On the way back, the sun was rising as I drove east, the farmlands on my left backlit in pinks and oranges. The sleeping farms and long parallel fields ethereal under the dawning day.
The goal was one of relationships. Meet people, pair a face with a name, and start to understand what other people need.
In my business, it’s who you know and how you respect one another that makes all the difference. People hire a public relations professional to get them the exposure they feel they can’t acquire on their own. And so I do.
But I am just one woman in a little suburban milieu. What makes me so able when someone else is not?
It’s all relationships. And so I took to the road to meet in person with people I’d been trying to reach.
In this case, it’s the desire for good stories and reliable contacts. I can do that. I can be that. And that makes me valuable to the organizations I work with.
On Tuesday it was Grand Rapids but when I was a journalist, it used to be other cities: Des Moines, New York, Chicago. I went where the people were that I needed to know to succeed. Ask a question, listen to the answer, then implement it into my psyche.
It’s a simple process and one that anyone can replicate. We cannot succeed in our little offices all alone. It’s not enough to send an email or even pick up the phone. You have to know a person.
And they need to know you.
There are times that I wonder if I’m in the right business. It can be cut-throat, and I’m a person who believes people when they speak. So when a client or a media person or anyone betrays my trust, I’m truly stunned. Hurt. Wondering if I’m in the right line of work.
And then I do a thing like Tuesday’s trip and I know it’s right.
On the road to a place I don’t know well. I walked some of the city streets, dined in a farm-to-table restaurant. The waitress, Kathryn, asked my name as she walked me to my table.
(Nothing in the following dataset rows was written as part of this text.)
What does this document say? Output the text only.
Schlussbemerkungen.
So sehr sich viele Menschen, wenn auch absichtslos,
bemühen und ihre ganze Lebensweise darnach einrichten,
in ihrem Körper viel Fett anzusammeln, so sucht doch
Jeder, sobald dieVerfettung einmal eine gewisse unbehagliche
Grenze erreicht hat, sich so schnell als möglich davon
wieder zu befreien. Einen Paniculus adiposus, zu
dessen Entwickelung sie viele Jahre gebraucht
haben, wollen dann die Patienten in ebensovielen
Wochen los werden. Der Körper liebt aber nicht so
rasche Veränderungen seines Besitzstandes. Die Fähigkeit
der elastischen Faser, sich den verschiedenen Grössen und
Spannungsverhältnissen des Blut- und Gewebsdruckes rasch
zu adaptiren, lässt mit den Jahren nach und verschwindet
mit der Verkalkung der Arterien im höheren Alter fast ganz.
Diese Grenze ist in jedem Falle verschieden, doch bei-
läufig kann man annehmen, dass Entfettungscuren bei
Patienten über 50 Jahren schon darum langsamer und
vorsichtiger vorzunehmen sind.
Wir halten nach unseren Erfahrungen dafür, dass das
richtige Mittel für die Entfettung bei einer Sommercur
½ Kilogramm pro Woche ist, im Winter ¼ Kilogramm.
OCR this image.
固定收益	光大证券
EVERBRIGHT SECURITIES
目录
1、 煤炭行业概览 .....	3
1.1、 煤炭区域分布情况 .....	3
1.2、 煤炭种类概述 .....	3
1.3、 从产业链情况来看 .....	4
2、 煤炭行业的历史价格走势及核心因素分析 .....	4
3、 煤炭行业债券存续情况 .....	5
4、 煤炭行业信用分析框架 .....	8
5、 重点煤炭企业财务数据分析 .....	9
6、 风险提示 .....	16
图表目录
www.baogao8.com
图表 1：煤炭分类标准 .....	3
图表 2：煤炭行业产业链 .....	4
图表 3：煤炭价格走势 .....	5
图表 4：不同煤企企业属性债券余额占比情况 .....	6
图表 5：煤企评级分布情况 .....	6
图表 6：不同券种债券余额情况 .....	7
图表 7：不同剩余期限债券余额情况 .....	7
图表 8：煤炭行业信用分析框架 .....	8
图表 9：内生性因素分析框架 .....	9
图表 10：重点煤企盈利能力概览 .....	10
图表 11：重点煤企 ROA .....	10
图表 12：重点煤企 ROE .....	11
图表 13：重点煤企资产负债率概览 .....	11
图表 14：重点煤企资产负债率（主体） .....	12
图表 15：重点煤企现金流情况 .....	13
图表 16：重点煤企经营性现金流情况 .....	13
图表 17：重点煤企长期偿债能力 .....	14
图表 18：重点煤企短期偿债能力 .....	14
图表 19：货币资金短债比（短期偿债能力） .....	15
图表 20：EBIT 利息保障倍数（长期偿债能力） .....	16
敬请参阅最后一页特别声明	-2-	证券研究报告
She asked me if my day was going well.
She listened as I answered.
I mean, really listened.
On Tuesday night, I sat in the lobby of my hotel with a woman who manages foster care for the west side of the state for my client. She’s been in that job for 27 years, and through the course of our conversation, she talked about the boards on which she sits, the committees she leads, and the everyday work to which she is devoted.
A nice person, with a big heart.
When I get to interact with interesting and kind people, I am in my element. I know that I am doing the right work. That my life is trained on the right purpose.
It’s when I sit alone behind my computer in the quiet office of my home that I begin to doubt. When I am all alone behind piles of work with nothing human attached to them.
We live in a world of connections. The need is real. The desire palpable. The focus of our lives has always been contributing to the greater good and there is no way we can do that alone.